Given the wide differences in college costs and state policies regarding tuition and financial aid for unauthorized students, higher education opportunities for recipients of the Deferred Action for Childhood Arrivals (DACA) program are driven largely by their state of residence, a new Migration Policy Institute (MPI) report based on fieldwork in seven states finds. Community college tuition and fees at institutions examined for the report range from $600 for 12 credit hours at California community colleges to $4,500 at a metro-area college in Georgia, which bars DACA recipients and all unauthorized immigrants from in-state tuition.
Offering the first in-depth look at educational institutions’ involvement with DACA during its first two years, the report also finds great variation in the responses of adult education systems to DACA. Support has been hindered in many states by severe capacity constraints as well as a limited understanding, in some cases, of the DACA program’s rules.

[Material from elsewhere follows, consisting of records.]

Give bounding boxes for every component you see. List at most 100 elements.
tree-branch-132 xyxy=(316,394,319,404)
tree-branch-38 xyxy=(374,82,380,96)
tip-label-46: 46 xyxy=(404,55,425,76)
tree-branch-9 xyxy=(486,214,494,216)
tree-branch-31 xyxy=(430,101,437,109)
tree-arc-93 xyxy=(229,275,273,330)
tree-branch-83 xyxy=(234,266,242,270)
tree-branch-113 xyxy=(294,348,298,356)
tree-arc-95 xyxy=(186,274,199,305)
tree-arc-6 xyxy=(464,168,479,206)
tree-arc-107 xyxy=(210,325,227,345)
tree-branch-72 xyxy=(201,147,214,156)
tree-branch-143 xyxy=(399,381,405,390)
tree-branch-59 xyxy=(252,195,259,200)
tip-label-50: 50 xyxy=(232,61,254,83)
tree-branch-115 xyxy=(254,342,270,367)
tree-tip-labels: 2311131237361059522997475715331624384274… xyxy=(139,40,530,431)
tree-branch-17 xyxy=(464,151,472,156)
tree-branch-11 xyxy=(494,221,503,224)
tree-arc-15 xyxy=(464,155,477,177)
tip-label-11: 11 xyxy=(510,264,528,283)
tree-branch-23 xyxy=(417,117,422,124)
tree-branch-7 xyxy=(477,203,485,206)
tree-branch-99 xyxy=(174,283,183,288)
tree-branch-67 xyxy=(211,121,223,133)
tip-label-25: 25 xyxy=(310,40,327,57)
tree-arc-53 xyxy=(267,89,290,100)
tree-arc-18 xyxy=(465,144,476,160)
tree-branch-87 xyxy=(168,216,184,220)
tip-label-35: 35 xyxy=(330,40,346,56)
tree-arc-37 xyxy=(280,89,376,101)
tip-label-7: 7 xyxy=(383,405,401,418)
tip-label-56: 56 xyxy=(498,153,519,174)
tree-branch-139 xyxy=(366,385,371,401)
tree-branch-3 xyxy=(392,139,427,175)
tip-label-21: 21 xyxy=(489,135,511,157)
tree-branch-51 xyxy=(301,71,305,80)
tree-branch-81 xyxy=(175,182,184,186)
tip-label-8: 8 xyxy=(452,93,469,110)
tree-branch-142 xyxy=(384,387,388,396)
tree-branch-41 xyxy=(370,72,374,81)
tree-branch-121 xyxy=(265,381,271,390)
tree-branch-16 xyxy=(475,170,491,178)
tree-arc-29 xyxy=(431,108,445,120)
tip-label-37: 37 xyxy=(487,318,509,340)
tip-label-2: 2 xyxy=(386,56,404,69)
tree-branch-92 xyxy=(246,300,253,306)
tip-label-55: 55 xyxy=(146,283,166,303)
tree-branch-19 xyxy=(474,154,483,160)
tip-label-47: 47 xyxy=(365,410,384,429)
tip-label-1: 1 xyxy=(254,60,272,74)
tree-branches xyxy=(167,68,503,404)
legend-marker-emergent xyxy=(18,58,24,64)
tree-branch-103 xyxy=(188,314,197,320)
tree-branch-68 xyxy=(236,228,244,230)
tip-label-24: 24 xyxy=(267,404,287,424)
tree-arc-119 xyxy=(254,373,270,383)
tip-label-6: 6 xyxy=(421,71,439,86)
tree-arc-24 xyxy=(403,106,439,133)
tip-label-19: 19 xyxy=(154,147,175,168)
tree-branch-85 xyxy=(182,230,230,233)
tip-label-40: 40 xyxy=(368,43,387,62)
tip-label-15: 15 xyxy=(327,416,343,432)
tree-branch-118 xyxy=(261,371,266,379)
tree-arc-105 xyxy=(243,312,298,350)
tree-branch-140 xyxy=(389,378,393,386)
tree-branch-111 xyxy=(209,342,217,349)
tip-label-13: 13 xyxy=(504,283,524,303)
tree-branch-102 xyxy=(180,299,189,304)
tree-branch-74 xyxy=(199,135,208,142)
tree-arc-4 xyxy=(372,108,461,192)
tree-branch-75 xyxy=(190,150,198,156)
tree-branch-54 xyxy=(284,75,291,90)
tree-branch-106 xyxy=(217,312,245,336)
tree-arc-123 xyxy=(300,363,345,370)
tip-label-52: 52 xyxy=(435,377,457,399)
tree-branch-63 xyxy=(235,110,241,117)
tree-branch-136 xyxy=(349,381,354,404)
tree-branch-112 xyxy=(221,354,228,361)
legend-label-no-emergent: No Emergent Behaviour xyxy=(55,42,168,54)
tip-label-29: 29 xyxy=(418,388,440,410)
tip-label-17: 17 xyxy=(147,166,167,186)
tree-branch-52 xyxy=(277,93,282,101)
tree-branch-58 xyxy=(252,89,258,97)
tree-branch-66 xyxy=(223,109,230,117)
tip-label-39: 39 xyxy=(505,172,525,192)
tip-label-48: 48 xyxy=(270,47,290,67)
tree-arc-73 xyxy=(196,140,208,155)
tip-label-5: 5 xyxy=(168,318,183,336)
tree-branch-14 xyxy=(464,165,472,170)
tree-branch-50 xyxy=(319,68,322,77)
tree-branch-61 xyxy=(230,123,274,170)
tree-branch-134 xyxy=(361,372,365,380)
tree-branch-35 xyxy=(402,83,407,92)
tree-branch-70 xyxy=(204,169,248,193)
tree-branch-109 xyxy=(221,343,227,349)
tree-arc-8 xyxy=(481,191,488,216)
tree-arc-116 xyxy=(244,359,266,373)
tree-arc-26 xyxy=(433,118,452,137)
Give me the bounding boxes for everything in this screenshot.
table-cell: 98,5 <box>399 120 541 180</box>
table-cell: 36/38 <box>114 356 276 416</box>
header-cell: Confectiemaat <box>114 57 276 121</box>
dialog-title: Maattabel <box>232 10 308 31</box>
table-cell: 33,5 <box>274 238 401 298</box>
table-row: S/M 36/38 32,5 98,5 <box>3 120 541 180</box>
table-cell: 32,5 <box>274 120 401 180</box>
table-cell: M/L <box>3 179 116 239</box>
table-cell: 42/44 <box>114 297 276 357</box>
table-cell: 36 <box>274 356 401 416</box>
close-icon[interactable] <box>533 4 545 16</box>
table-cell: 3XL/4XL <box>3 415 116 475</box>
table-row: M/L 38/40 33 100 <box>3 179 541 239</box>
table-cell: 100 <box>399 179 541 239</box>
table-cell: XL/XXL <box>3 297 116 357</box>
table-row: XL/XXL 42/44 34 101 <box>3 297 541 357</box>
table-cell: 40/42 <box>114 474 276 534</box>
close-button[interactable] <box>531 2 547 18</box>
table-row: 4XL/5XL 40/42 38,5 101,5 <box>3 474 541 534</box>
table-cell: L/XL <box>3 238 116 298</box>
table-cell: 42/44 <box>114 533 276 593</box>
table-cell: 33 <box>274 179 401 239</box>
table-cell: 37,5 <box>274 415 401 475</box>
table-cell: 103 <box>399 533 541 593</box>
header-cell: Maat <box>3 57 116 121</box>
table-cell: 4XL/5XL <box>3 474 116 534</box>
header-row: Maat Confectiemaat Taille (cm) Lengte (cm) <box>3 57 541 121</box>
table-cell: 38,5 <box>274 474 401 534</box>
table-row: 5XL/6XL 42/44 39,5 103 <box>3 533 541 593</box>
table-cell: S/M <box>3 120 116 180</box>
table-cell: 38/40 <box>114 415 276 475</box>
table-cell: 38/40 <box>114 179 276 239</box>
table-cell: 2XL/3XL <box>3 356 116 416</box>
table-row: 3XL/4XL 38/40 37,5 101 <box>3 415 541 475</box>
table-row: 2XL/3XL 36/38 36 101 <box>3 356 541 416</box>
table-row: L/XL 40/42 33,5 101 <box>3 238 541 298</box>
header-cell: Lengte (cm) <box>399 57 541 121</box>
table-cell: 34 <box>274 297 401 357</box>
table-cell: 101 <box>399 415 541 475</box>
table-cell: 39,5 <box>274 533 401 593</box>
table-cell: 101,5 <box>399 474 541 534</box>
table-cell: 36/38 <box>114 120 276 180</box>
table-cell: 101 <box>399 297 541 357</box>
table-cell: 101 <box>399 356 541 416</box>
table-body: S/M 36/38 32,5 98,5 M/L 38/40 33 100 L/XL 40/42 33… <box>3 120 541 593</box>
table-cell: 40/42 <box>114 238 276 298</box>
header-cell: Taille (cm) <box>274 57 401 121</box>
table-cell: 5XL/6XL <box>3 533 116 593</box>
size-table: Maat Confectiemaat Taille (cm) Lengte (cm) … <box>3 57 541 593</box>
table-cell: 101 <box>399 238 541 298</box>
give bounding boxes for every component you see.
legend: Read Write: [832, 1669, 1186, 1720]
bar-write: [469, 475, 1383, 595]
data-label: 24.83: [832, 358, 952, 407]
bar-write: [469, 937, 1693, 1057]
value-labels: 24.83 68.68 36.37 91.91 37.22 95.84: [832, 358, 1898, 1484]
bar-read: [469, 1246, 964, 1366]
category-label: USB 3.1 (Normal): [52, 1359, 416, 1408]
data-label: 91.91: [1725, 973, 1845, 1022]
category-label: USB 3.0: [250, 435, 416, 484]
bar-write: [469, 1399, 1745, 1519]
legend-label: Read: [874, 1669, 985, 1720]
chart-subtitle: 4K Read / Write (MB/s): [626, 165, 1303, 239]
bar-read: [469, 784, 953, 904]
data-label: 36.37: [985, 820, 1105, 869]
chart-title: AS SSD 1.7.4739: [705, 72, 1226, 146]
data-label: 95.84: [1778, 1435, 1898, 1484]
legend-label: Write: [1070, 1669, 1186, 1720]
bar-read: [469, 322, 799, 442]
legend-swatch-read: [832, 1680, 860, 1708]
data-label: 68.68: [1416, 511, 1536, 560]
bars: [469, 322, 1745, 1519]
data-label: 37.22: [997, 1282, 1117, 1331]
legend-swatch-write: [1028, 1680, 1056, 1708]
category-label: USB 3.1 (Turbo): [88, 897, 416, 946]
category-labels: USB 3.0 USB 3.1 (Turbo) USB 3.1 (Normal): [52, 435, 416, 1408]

And a few states bar unauthorized immigrants from enrollment in federally funded adult education programs, which for many are a requirement for DACA eligibility.
The report, Lessons from the Local Level: DACA’s Implementation and Impact on Education and Training Success, examines the efforts of local actors in education, legal services and immigrant service provision in creating the infrastructure to reach potentially eligible youth, help them meet DACA’s educational requirements and apply for relief from deportation.